The result is, we hardly ever go back there.

The yard is "textured," one might say. It's a real ankle breaker, and there's a dip in the middle, a patch about six feet in diameter where I'm guessing there was a tree removed either by storm, age or someone who just didn't like trees. We've had a couple of rainstorms that filled up the divot to a depth of a foot or more, which soaked away or evaporated by the next day. Next to the dip is a mound about the same size in reverse, as if someone had dug a hole and slung the debris to one side. I can't imagine why, but it's possible.

Tori planted pumpkins there this spring. At first they took off – The vines extended diagonally from one corner of the lot to the other. The vines looked as if they were going to take over the yard, maybe the world. It developed about three dozen small green orbs about the size of softballs and we thought, "Great! We'll be selling pumpkins this Halloween." I looked up a few pumpkin recipes.

And then they stopped. In bunches, they just broke off their stems and rotted. We ended up with one pumpkin still growing in late August, and something found it and chowed down on it in September.

The point of all this is, we don't do much, if anything, with the backyard.

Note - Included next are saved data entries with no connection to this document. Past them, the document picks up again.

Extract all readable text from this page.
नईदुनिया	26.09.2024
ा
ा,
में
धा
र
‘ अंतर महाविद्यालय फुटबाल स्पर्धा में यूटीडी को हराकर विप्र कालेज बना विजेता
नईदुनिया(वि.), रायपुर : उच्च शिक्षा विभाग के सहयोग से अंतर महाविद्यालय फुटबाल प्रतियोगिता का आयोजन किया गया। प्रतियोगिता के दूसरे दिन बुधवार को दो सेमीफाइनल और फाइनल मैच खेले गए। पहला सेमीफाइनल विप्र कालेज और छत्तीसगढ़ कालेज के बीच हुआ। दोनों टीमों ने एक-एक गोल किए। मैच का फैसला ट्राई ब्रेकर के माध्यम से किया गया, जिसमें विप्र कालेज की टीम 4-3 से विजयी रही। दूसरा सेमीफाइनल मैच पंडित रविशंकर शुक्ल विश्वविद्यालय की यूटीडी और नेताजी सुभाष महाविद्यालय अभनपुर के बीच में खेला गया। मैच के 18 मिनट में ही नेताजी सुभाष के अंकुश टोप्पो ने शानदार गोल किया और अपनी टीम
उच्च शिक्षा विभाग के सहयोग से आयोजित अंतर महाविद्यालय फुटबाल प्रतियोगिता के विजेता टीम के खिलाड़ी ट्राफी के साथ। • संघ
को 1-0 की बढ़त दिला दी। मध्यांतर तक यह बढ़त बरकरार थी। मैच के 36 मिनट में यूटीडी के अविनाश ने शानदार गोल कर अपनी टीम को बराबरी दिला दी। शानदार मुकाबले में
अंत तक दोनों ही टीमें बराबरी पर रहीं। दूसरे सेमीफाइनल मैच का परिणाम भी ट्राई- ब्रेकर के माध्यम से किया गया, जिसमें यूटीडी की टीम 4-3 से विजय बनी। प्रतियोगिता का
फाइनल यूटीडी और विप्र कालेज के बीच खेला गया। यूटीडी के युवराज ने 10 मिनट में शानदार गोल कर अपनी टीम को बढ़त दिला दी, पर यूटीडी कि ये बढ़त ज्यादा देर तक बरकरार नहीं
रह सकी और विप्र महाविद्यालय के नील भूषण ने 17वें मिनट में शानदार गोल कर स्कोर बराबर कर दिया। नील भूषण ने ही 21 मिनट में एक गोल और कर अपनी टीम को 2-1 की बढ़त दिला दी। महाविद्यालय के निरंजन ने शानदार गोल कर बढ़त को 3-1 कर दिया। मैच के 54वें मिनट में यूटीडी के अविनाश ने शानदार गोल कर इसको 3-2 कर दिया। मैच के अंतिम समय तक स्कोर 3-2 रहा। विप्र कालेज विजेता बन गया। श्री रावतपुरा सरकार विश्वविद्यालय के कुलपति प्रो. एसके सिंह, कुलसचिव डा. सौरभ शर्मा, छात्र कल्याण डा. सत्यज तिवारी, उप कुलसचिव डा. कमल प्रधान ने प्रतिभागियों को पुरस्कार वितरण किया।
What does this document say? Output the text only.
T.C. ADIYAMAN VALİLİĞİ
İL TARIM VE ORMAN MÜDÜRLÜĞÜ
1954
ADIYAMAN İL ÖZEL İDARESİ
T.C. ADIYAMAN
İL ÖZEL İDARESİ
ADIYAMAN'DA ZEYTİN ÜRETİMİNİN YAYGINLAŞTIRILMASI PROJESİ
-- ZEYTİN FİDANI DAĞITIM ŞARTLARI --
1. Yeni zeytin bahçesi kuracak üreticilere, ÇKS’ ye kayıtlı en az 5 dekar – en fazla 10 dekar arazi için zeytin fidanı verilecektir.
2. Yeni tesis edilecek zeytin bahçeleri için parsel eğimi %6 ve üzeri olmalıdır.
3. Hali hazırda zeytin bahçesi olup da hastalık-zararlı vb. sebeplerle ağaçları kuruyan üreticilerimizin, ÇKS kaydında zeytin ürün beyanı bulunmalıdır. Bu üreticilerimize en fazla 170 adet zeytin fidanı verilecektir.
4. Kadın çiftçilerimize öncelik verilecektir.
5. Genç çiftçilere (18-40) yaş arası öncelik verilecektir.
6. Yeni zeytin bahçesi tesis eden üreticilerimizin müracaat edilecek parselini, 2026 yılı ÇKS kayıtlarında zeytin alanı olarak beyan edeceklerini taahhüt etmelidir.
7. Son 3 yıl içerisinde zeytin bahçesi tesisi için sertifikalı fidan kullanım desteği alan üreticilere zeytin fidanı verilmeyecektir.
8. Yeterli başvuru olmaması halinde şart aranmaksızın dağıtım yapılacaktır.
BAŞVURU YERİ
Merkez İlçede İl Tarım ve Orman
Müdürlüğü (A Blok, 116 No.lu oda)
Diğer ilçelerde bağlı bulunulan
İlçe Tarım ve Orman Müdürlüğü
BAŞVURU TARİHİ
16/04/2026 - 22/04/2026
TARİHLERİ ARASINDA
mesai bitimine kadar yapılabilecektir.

Saturday we deemed it time to go give it it's annual mowing. The weather has cooled, it was a beautiful day, mid 70s, and we went out in the mid-morning and were finished by 1 p.m. Tori and I took turns with the borrowed lawn mower and the weed whacker we'd found in the shed. The grass hadn't gotten too tall – probably the spread of pumpkin vines had kept it to ankle height in most places. But it was dense, and the uneven terrain made it a chore. We were both sore afterwards, and didn't have much energy left for anything else on Saturday.

But now the backyard is done, except for the mound, which was more densely grown over. I'm going to post this and get out there with the weed whacker for one last pass.

And then it should be done. The weather is cooling, and the lawn – such as it is – is ready to go dormant. If we're still renting here in the spring, we'll take another look at it. Maybe we'll even think of something we want to do back there. In the meantime, the backyard is out of sight, out of mind.